The rate at which college football tickets are being bought is falling at an historic rate.

According to a CBS Sports report, college football saw its largest per-game attendance drop in 34 years in 2017. Average attendance was down 1,409 per game -- about 3.2 percent -- compared to 2016.

The report also says the average attendance at a Football Bowl Subdivision game was 42,203, the lowest total since 1997.

NCAA attendance reports are based on ticket sales rather that a count of actual fans who enter a venue.

LSU's average attendance in Tiger Stadium fell to 98,506 in 2017 from 101,231 in 2016 and from an all-time high of 102,004 in 2015. The 2017-2016 decrease amounts to about 2.7 percent.

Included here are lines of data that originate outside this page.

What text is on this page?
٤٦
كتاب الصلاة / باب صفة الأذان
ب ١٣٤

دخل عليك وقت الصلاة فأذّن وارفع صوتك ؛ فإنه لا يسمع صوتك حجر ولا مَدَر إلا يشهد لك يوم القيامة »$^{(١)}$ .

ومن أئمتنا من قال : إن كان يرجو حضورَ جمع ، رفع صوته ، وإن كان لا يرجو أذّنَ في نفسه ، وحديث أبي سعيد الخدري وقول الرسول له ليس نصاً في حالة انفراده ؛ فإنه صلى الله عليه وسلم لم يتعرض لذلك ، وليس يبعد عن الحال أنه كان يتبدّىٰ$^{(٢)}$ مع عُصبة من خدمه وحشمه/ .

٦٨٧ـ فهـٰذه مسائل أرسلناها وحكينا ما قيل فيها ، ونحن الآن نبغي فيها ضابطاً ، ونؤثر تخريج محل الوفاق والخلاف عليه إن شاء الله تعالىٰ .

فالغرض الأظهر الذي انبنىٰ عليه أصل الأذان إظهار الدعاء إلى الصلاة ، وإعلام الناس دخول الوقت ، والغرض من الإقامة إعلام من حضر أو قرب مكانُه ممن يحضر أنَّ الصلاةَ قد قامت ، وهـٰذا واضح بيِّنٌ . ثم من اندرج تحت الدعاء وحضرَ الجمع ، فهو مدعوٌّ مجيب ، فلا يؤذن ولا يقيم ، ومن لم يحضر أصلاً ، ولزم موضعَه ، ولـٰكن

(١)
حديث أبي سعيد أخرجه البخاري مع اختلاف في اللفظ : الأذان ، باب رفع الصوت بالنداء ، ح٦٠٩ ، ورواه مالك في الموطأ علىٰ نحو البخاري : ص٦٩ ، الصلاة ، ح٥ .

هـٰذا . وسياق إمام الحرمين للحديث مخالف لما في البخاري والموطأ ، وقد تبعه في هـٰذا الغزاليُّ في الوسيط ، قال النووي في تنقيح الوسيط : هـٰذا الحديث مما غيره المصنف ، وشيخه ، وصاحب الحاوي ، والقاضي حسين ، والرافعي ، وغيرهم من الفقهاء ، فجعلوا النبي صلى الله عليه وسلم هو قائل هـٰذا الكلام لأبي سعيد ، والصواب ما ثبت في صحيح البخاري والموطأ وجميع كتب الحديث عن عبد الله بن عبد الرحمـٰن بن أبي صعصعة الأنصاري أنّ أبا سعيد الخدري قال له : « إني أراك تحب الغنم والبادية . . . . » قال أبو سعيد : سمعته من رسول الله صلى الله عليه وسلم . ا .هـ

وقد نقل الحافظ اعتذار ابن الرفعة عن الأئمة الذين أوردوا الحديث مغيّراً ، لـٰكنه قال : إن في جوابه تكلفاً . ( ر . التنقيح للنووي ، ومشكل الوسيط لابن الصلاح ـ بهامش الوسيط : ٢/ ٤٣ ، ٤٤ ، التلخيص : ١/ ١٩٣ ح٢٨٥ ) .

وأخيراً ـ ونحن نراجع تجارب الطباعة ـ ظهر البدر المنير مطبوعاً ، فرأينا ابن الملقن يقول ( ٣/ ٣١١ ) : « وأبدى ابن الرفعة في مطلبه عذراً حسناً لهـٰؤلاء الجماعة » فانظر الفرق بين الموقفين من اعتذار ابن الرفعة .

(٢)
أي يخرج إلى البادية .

In December, The Advocate reported LSU’s season ticket sales have dropped from a record high of 74,350 in 2015 to 71,800 this past season.

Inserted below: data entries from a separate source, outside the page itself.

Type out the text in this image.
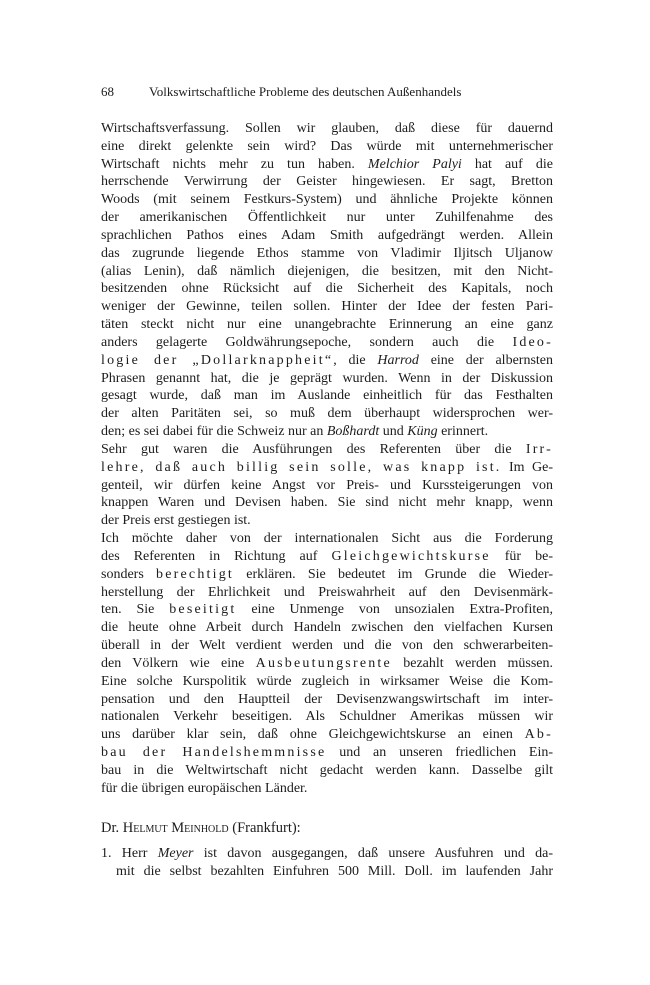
68	Volkswirtschaftliche Probleme des deutschen Außenhandels
Wirtschaftsverfassung. Sollen wir glauben, daß diese für dauernd
eine direkt gelenkte sein wird? Das würde mit unternehmerischer
Wirtschaft nichts mehr zu tun haben. Melchior Palyi hat auf die
herrschende Verwirrung der Geister hingewiesen. Er sagt, Bretton
Woods (mit seinem Festkurs-System) und ähnliche Projekte können
der amerikanischen Öffentlichkeit nur unter Zuhilfenahme des
sprachlichen Pathos eines Adam Smith aufgedrängt werden. Allein
das zugrunde liegende Ethos stamme von Vladimir Iljitsch Uljanow
(alias Lenin), daß nämlich diejenigen, die besitzen, mit den Nicht-
besitzenden ohne Rücksicht auf die Sicherheit des Kapitals, noch
weniger der Gewinne, teilen sollen. Hinter der Idee der festen Pari-
täten steckt nicht nur eine unangebrachte Erinnerung an eine ganz
anders gelagerte Goldwährungsepoche, sondern auch die Ideo-
logie der „Dollarknappheit“, die Harrod eine der albernsten
Phrasen genannt hat, die je geprägt wurden. Wenn in der Diskussion
gesagt wurde, daß man im Auslande einheitlich für das Festhalten
der alten Paritäten sei, so muß dem überhaupt widersprochen wer-
den; es sei dabei für die Schweiz nur an Boßhardt und Küng erinnert.
Sehr gut waren die Ausführungen des Referenten über die Irr-
lehre, daß auch billig sein solle, was knapp ist. Im Ge-
genteil, wir dürfen keine Angst vor Preis- und Kurssteigerungen von
knappen Waren und Devisen haben. Sie sind nicht mehr knapp, wenn
der Preis erst gestiegen ist.
Ich möchte daher von der internationalen Sicht aus die Forderung
des Referenten in Richtung auf Gleichgewichtskurse für be-
sonders berechtigt erklären. Sie bedeutet im Grunde die Wieder-
herstellung der Ehrlichkeit und Preiswahrheit auf den Devisenmärk-
ten. Sie beseitigt eine Unmenge von unsozialen Extra-Profiten,
die heute ohne Arbeit durch Handeln zwischen den vielfachen Kursen
überall in der Welt verdient werden und die von den schwerarbeiten-
den Völkern wie eine Ausbeutungsrente bezahlt werden müssen.
Eine solche Kurspolitik würde zugleich in wirksamer Weise die Kom-
pensation und den Hauptteil der Devisenzwangswirtschaft im inter-
nationalen Verkehr beseitigen. Als Schuldner Amerikas müssen wir
uns darüber klar sein, daß ohne Gleichgewichtskurse an einen Ab-
bau der Handelshemmnisse und an unseren friedlichen Ein-
bau in die Weltwirtschaft nicht gedacht werden kann. Dasselbe gilt
für die übrigen europäischen Länder.
Dr. Helmut Meinhold (Frankfurt):
1. Herr Meyer ist davon ausgegangen, daß unsere Ausfuhren und da-
mit die selbst bezahlten Einfuhren 500 Mill. Doll. im laufenden Jahr
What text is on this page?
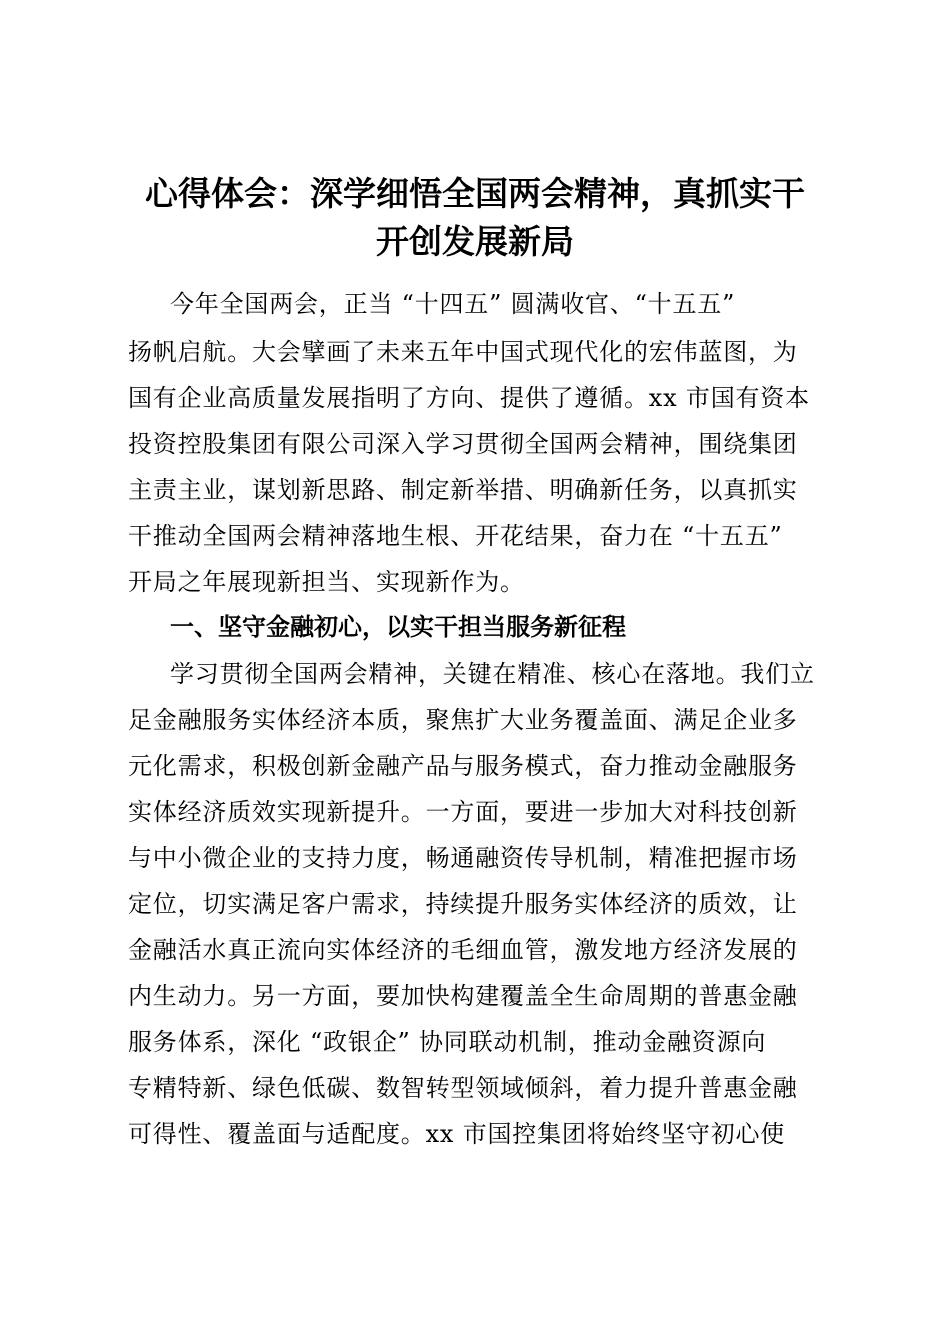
心得体会：深学细悟全国两会精神，真抓实干
开创发展新局
今年全国两会，正当 “十四五” 圆满收官、“十五五”
扬帆启航。大会擘画了未来五年中国式现代化的宏伟蓝图，为
国有企业高质量发展指明了方向、提供了遵循。xx 市国有资本
投资控股集团有限公司深入学习贯彻全国两会精神，围绕集团
主责主业，谋划新思路、制定新举措、明确新任务，以真抓实
干推动全国两会精神落地生根、开花结果，奋力在 “十五五”
开局之年展现新担当、实现新作为。
一、坚守金融初心，以实干担当服务新征程
学习贯彻全国两会精神，关键在精准、核心在落地。我们立
足金融服务实体经济本质，聚焦扩大业务覆盖面、满足企业多
元化需求，积极创新金融产品与服务模式，奋力推动金融服务
实体经济质效实现新提升。一方面，要进一步加大对科技创新
与中小微企业的支持力度，畅通融资传导机制，精准把握市场
定位，切实满足客户需求，持续提升服务实体经济的质效，让
金融活水真正流向实体经济的毛细血管，激发地方经济发展的
内生动力。另一方面，要加快构建覆盖全生命周期的普惠金融
服务体系，深化 “政银企” 协同联动机制，推动金融资源向
专精特新、绿色低碳、数智转型领域倾斜，着力提升普惠金融
可得性、覆盖面与适配度。xx 市国控集团将始终坚守初心使
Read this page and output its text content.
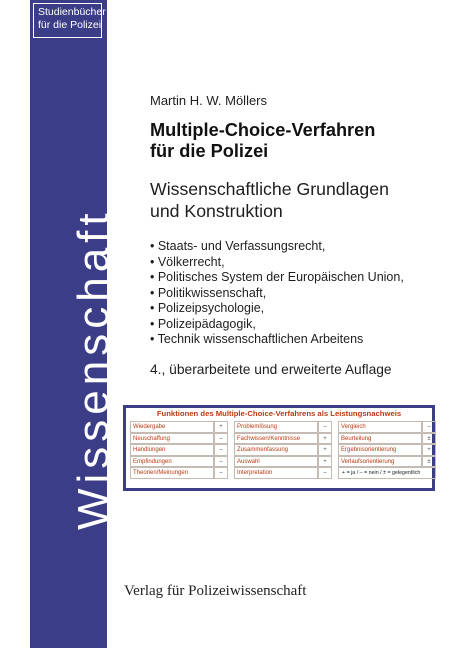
Studienbücher
für die Polizei
Wissenschaft
Martin H. W. Möllers
Multiple-Choice-Verfahren
für die Polizei
Wissenschaftliche Grundlagen
und Konstruktion
• Staats- und Verfassungsrecht,
• Völkerrecht,
• Politisches System der Europäischen Union,
• Politikwissenschaft,
• Polizeipsychologie,
• Polizeipädagogik,
• Technik wissenschaftlichen Arbeitens
4., überarbeitete und erweiterte Auflage
Funktionen des Multiple-Choice-Verfahrens als Leistungsnachweis
Wiedergabe	+	Problemlösung	–	Vergleich	–
Neuschaffung	–	Fachwissen/Kenntnisse	+	Beurteilung	±
Handlungen	–	Zusammenfassung	+	Ergebnisorientierung	+
Empfindungen	–	Auswahl	+	Verlaufsorientierung	±
Theorien/Meinungen	–	Interpretation	–	+ = ja / – = nein / ± = gelegentlich
Verlag für Polizeiwissenschaft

University officials estimate that Tiger Stadium is, on average, about 80 percent full over the course of a season, and the same goes for the student section, Brian Broussard, the school’s assistant athletic director in charge of tickets, said in December.

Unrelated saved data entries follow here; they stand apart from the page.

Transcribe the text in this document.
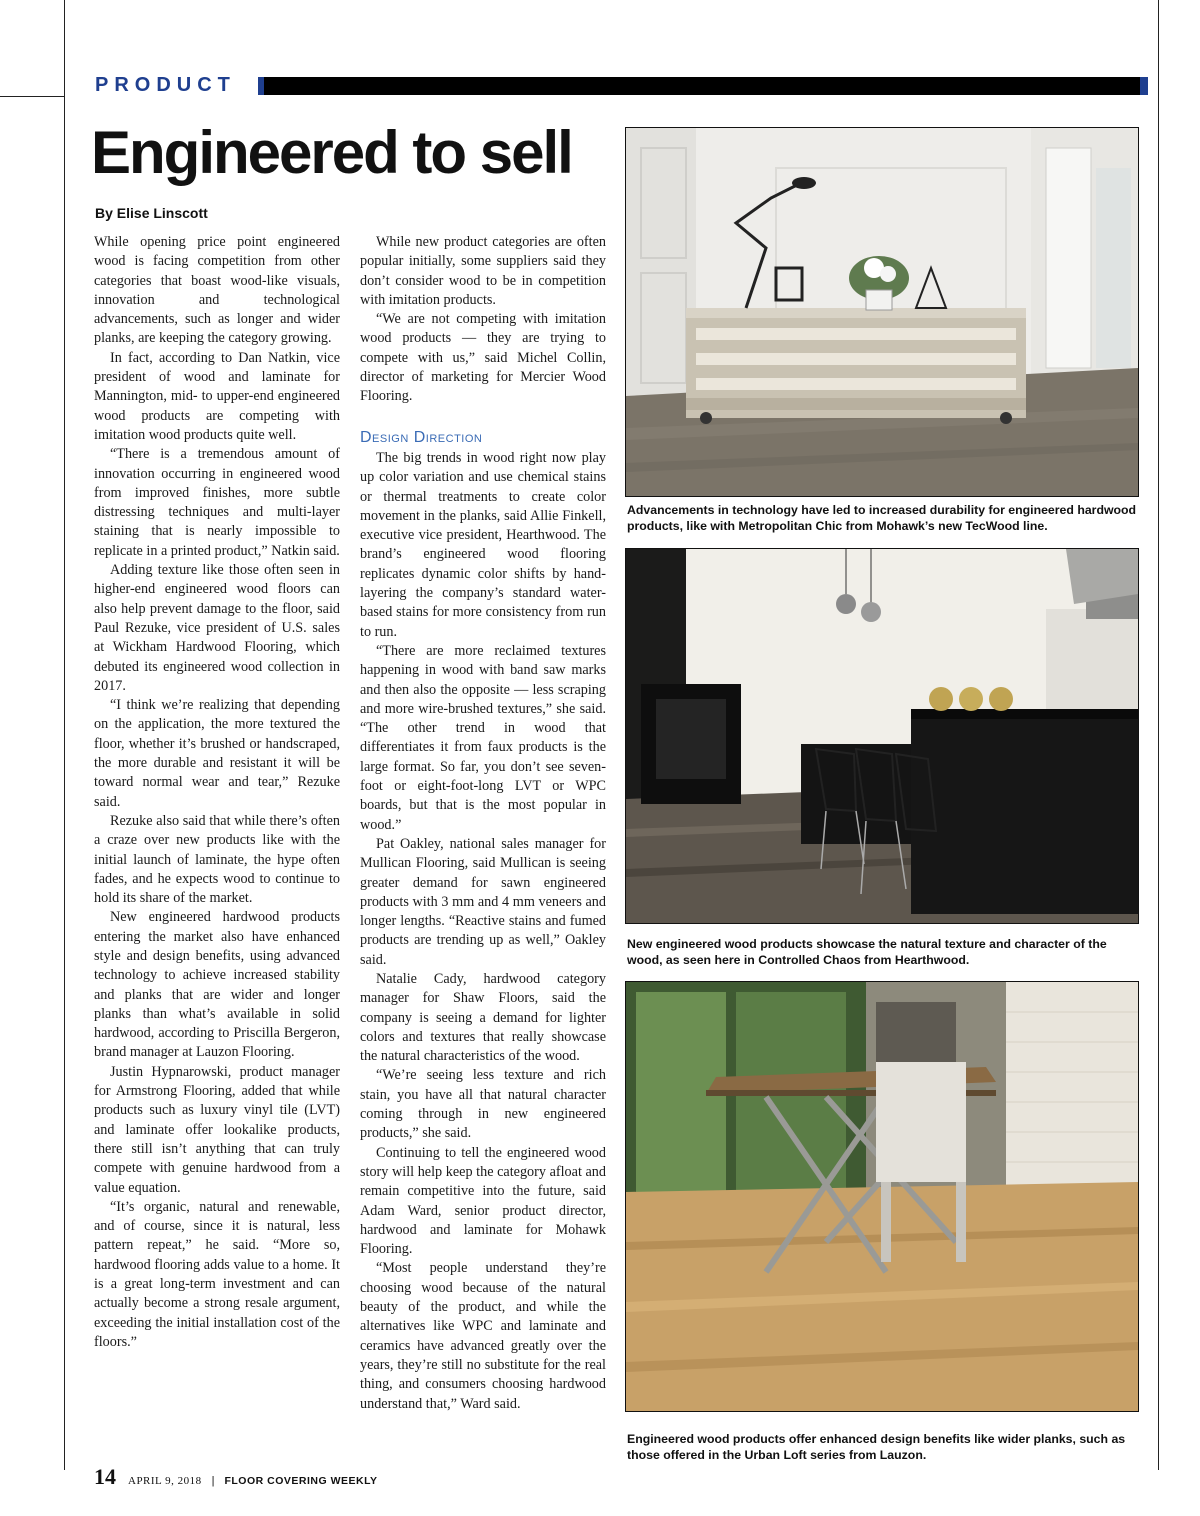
PRODUCT
Engineered to sell
By Elise Linscott

While opening price point engineered wood is facing competition from other categories that boast wood-like visuals, innovation and technological advancements, such as longer and wider planks, are keeping the category growing.

In fact, according to Dan Natkin, vice president of wood and laminate for Mannington, mid- to upper-end engineered wood products are competing with imitation wood products quite well.

“There is a tremendous amount of innovation occurring in engineered wood from improved finishes, more subtle distressing techniques and multi-layer staining that is nearly impossible to replicate in a printed product,” Natkin said.

Adding texture like those often seen in higher-end engineered wood floors can also help prevent damage to the floor, said Paul Rezuke, vice president of U.S. sales at Wickham Hardwood Flooring, which debuted its engineered wood collection in 2017.

“I think we’re realizing that depending on the application, the more textured the floor, whether it’s brushed or handscraped, the more durable and resistant it will be toward normal wear and tear,” Rezuke said.

Rezuke also said that while there’s often a craze over new products like with the initial launch of laminate, the hype often fades, and he expects wood to continue to hold its share of the market.

New engineered hardwood products entering the market also have enhanced style and design benefits, using advanced technology to achieve increased stability and planks that are wider and longer planks than what’s available in solid hardwood, according to Priscilla Bergeron, brand manager at Lauzon Flooring.

Justin Hypnarowski, product manager for Armstrong Flooring, added that while products such as luxury vinyl tile (LVT) and laminate offer lookalike products, there still isn’t anything that can truly compete with genuine hardwood from a value equation.

“It’s organic, natural and renewable, and of course, since it is natural, less pattern repeat,” he said. “More so, hardwood flooring adds value to a home. It is a great long-term investment and can actually become a strong resale argument, exceeding the initial installation cost of the floors.”

While new product categories are often popular initially, some suppliers said they don’t consider wood to be in competition with imitation products.

“We are not competing with imitation wood products — they are trying to compete with us,” said Michel Collin, director of marketing for Mercier Wood Flooring.

Design Direction

The big trends in wood right now play up color variation and use chemical stains or thermal treatments to create color movement in the planks, said Allie Finkell, executive vice president, Hearthwood. The brand’s engineered wood flooring replicates dynamic color shifts by hand-layering the company’s standard water-based stains for more consistency from run to run.

“There are more reclaimed textures happening in wood with band saw marks and then also the opposite — less scraping and more wire-brushed textures,” she said. “The other trend in wood that differentiates it from faux products is the large format. So far, you don’t see seven-foot or eight-foot-long LVT or WPC boards, but that is the most popular in wood.”

Pat Oakley, national sales manager for Mullican Flooring, said Mullican is seeing greater demand for sawn engineered products with 3 mm and 4 mm veneers and longer lengths. “Reactive stains and fumed products are trending up as well,” Oakley said.

Natalie Cady, hardwood category manager for Shaw Floors, said the company is seeing a demand for lighter colors and textures that really showcase the natural characteristics of the wood.

“We’re seeing less texture and rich stain, you have all that natural character coming through in new engineered products,” she said.

Continuing to tell the engineered wood story will help keep the category afloat and remain competitive into the future, said Adam Ward, senior product director, hardwood and laminate for Mohawk Flooring.

“Most people understand they’re choosing wood because of the natural beauty of the product, and while the alternatives like WPC and laminate and ceramics have advanced greatly over the years, they’re still no substitute for the real thing, and consumers choosing hardwood understand that,” Ward said.

Advancements in technology have led to increased durability for engineered hardwood products, like with Metropolitan Chic from Mohawk’s new TecWood line.
New engineered wood products showcase the natural texture and character of the wood, as seen here in Controlled Chaos from Hearthwood.
Engineered wood products offer enhanced design benefits like wider planks, such as those offered in the Urban Loft series from Lauzon.
14 APRIL 9, 2018 | FLOOR COVERING WEEKLY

Broussard said the school does not keep a record of actual attendance, something different than its paid and announced attendance numbers.

“If you look throughout the landscape of college football ... totally across the landscape, the number of people attending games is going down,” LSU athletic director Joe Alleva said in October during a speaking engagement in New Orleans. “Attendance is going down. We have to do a better job of making fan experience at games more friendly so they want to come and stay.”

At LSU, there are two complaints yearly.

“Parking and traffic,” said Matt Shanklin, LSU’s assistant athletic director for marketing. “Those are (Nos.) 1 and 2 every year. It’s getting in and out. We can’t move the river, can’t move the campus to get it closer to the interstate.”

LSU has “ample” parking compared to other SEC schools, Broussard said. It’s the traffic congestion that is tough to fix.

They are trying. Broussard said the university has a quasi-partnership with Waze, a free community-based navigation app, to help with congestion around Tiger Stadium. Officials also plan to implement a scanning system for tracking parking. Downtown shuttles are eventually a possibility as well.

The fear of postgame congestion drives fans to leave early, something that’s become oh-so obvious over the past several years.

“The third-quarter exodus,” Broussard said, “is what we fight.”